Once we figured out a way to partition the application, it’s going to be much simpler to package the application into self-sufficient units (referred to in GigaSpaces as processing-units) and scale the application simply by adding or removing these units on demand. You can learn more about this here
Scaling a real-time web application such as Twitter or Facebook introduces unique challenges that are are quite different from those of a “classic” database-centric application. The most profound difference is the fact that unlike with traditional sites, Twitter is a heavy read/write application, and not read-mostly. This seemingly minor difference can break most existing models for web application scalability. Using a combination of memcached + MySQL is not going to cut it for this type of application.

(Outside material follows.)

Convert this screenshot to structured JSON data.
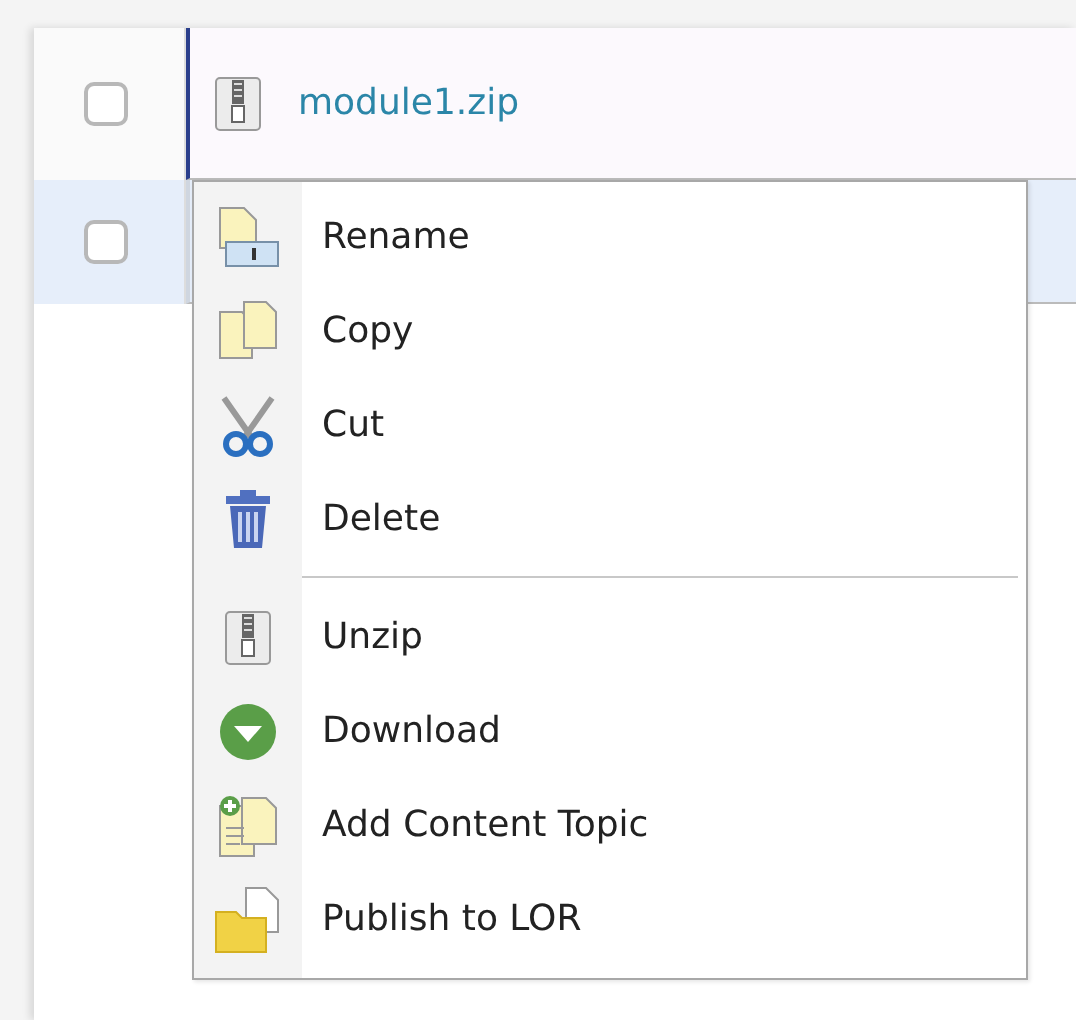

The good news is that with the right patterns and set of tools, building a scalable architecture that meets such challenges isn’t that difficult. There are already plenty of success stories that demonstrate that, such as the following example from highscalability.com: Handle 1 Billion Events Per Day Using a Memory Grid
The proposed architecture is by no means perfect and can be further optimized to meet even better performance and latency, but that will come at the cost of simplicity. I believe that the proposed architecture should get you pretty far as-is. Avoid going through more advanced optimizations until the point they are an absolute must.